WASHINGTON: Kashmiris have a right to self-determination. The Kashmir dispute is an international issue. The UN has a role in Kashmir. UN observers and international journalists should be allowed into the Indian occupied valley. All those detained by the Indian authorities should be released. The communication ban should be removed immediately.

Sounds familiar? Yes, these are the demands that are made at every gathering of Kashmir and Pakistani Americans in Washington since Aug 5, when India took away the valley’s autonomy and annexed it with the union.

But this time it was different. This was neither a Kashmiri or a Pakistani forum. It’s a US congressional panel — The Tom Lantos Commission for Human Rights.

In a question facilitated by US Representative James McGovern, all the witnesses agreed that the UN and international journalists should be allowed into Kashmir, and that the current ban on communication should be lifted.

Sehla Ashai, a Kashmiri-American lawyer, went a step ahead and exposed India’s strategy of blaming everything on Pakistan.

“If the facts are against you, argue the law. If the law is against you argue the facts. If the law and the facts are both against you, just pound the table and yell about Pakistan,” she said.

For the first time in almost half a century, a US Congressional panel also endorsed the Kashmiri demand for the right of self-determination.

“We can never give up on standing for the principle that people have a right to their own self-determination,” said the panel’s chairman James McGovern when a pro-Indian panelist urged the Congressional body not to support the demand for plebiscite, as it will never happen.

When panelist Sunanda Vashist insisted that Kashmir’s only issue was cross-border terrorism from Pakistan, Congresswoman Sheila Jackson Lee told her that “to label an entire country with the acts of those who no one agrees with is a dangerous phenomenon.”

Congressman McGovern noted that the UN Commission on Human Rights had recently issued a “really good” report on the situation in Kashmir.” “We put that into the record here. I hope India takes them seriously. They should be engaged with the UN talking about these things,” he added.

Congressman McGovern also reminded India that there’s bipartisan concern in Congress on this “international issue.”

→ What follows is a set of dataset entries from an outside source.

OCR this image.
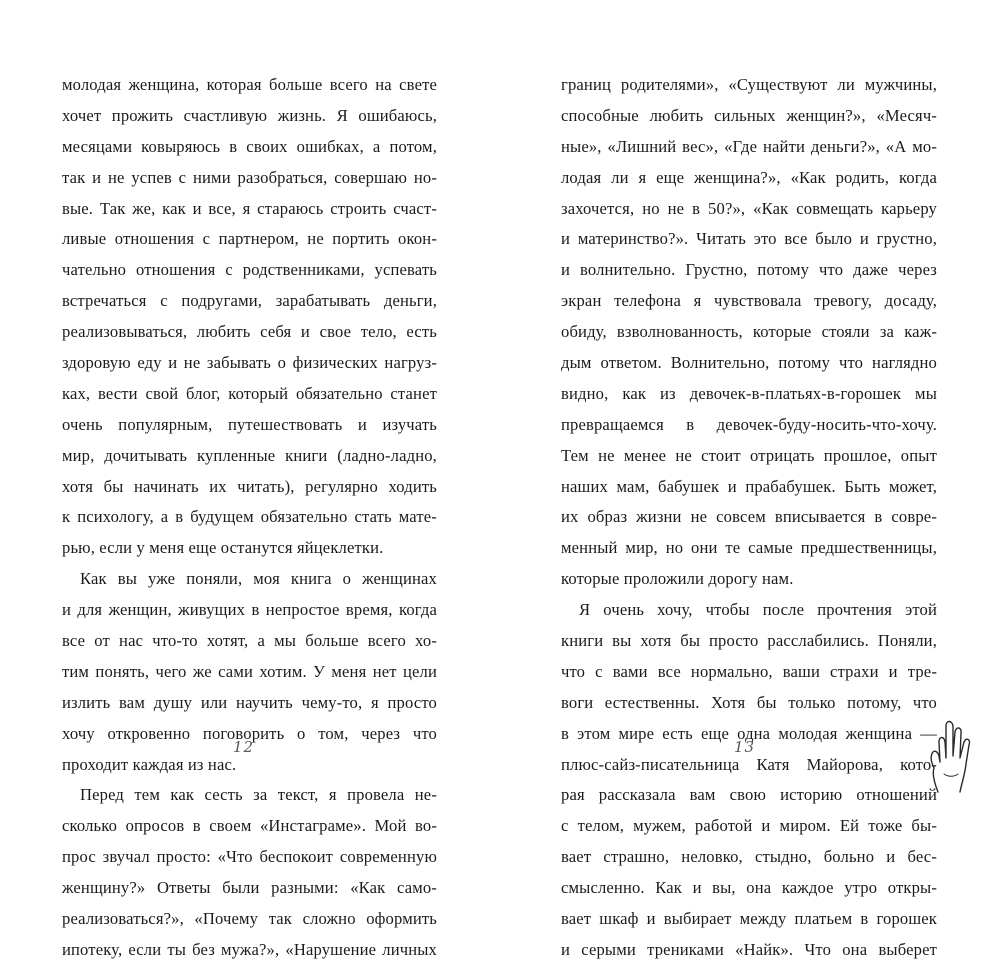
молодая женщина, которая больше всего на свете
хочет прожить счастливую жизнь. Я ошибаюсь,
месяцами ковыряюсь в своих ошибках, а потом,
так и не успев с ними разобраться, совершаю но-
вые. Так же, как и все, я стараюсь строить счаст-
ливые отношения с партнером, не портить окон-
чательно отношения с родственниками, успевать
встречаться с подругами, зарабатывать деньги,
реализовываться, любить себя и свое тело, есть
здоровую еду и не забывать о физических нагруз-
ках, вести свой блог, который обязательно станет
очень популярным, путешествовать и изучать
мир, дочитывать купленные книги (ладно-ладно,
хотя бы начинать их читать), регулярно ходить
к психологу, а в будущем обязательно стать мате-
рью, если у меня еще останутся яйцеклетки.
Как вы уже поняли, моя книга о женщинах
и для женщин, живущих в непростое время, когда
все от нас что-то хотят, а мы больше всего хо-
тим понять, чего же сами хотим. У меня нет цели
излить вам душу или научить чему-то, я просто
хочу откровенно поговорить о том, через что
проходит каждая из нас.
Перед тем как сесть за текст, я провела не-
сколько опросов в своем «Инстаграме». Мой во-
прос звучал просто: «Что беспокоит современную
женщину?» Ответы были разными: «Как само-
реализоваться?», «Почему так сложно оформить
ипотеку, если ты без мужа?», «Нарушение личных
границ родителями», «Существуют ли мужчины,
способные любить сильных женщин?», «Месяч-
ные», «Лишний вес», «Где найти деньги?», «А мо-
лодая ли я еще женщина?», «Как родить, когда
захочется, но не в 50?», «Как совмещать карьеру
и материнство?». Читать это все было и грустно,
и волнительно. Грустно, потому что даже через
экран телефона я чувствовала тревогу, досаду,
обиду, взволнованность, которые стояли за каж-
дым ответом. Волнительно, потому что наглядно
видно, как из девочек-в-платьях-в-горошек мы
превращаемся в девочек-буду-носить-что-хочу.
Тем не менее не стоит отрицать прошлое, опыт
наших мам, бабушек и прабабушек. Быть может,
их образ жизни не совсем вписывается в совре-
менный мир, но они те самые предшественницы,
которые проложили дорогу нам.
Я очень хочу, чтобы после прочтения этой
книги вы хотя бы просто расслабились. Поняли,
что с вами все нормально, ваши страхи и тре-
воги естественны. Хотя бы только потому, что
в этом мире есть еще одна молодая женщина —
плюс-сайз-писательница Катя Майорова, кото-
рая рассказала вам свою историю отношений
с телом, мужем, работой и миром. Ей тоже бы-
вает страшно, неловко, стыдно, больно и бес-
смысленно. Как и вы, она каждое утро откры-
вает шкаф и выбирает между платьем в горошек
и серыми трениками «Найк». Что она выберет
12	13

“We are going to continue to try to find ways to move this issue forward. This is not a threat. We are genuinely concerned. We are not going to go away on this issue,” he said.

This was the second time in less than a month that members of Congress held a hearing on Capitol Hill to discuss Indian-Occupied Kashmir, following up on a late October hearing by the House Sub-committee on Asian Affairs.

Referring to the lack of food, medical, supplies, and other daily essentials in the occupied valley, Ms Jackson Lee urged the Modi government to use its “power” towards humanity, not oppression.”

Congressman David Trone warned India that it could not enhance its security by oppressing Kashmiris. “Ensuring security can mean ensuring the protection of human rights at the same time, and they’re not mutually exclusive,” he said.

Congressman David N. Cicilline said he was concerned that the BJP government drew its inspiration from Hindutva, which had isolated religious minorities in India.

“The Indian government […] seems unconcerned by the stories emerging from Jammu and Kashmir and seems willing to take decidedly undemocratic steps in order to achieve their political goals,” he said.

Ms Ashai reminded the panel that she was from a family in which “the last three generations before me, anyone who’s a political activist, was detained or tortured.”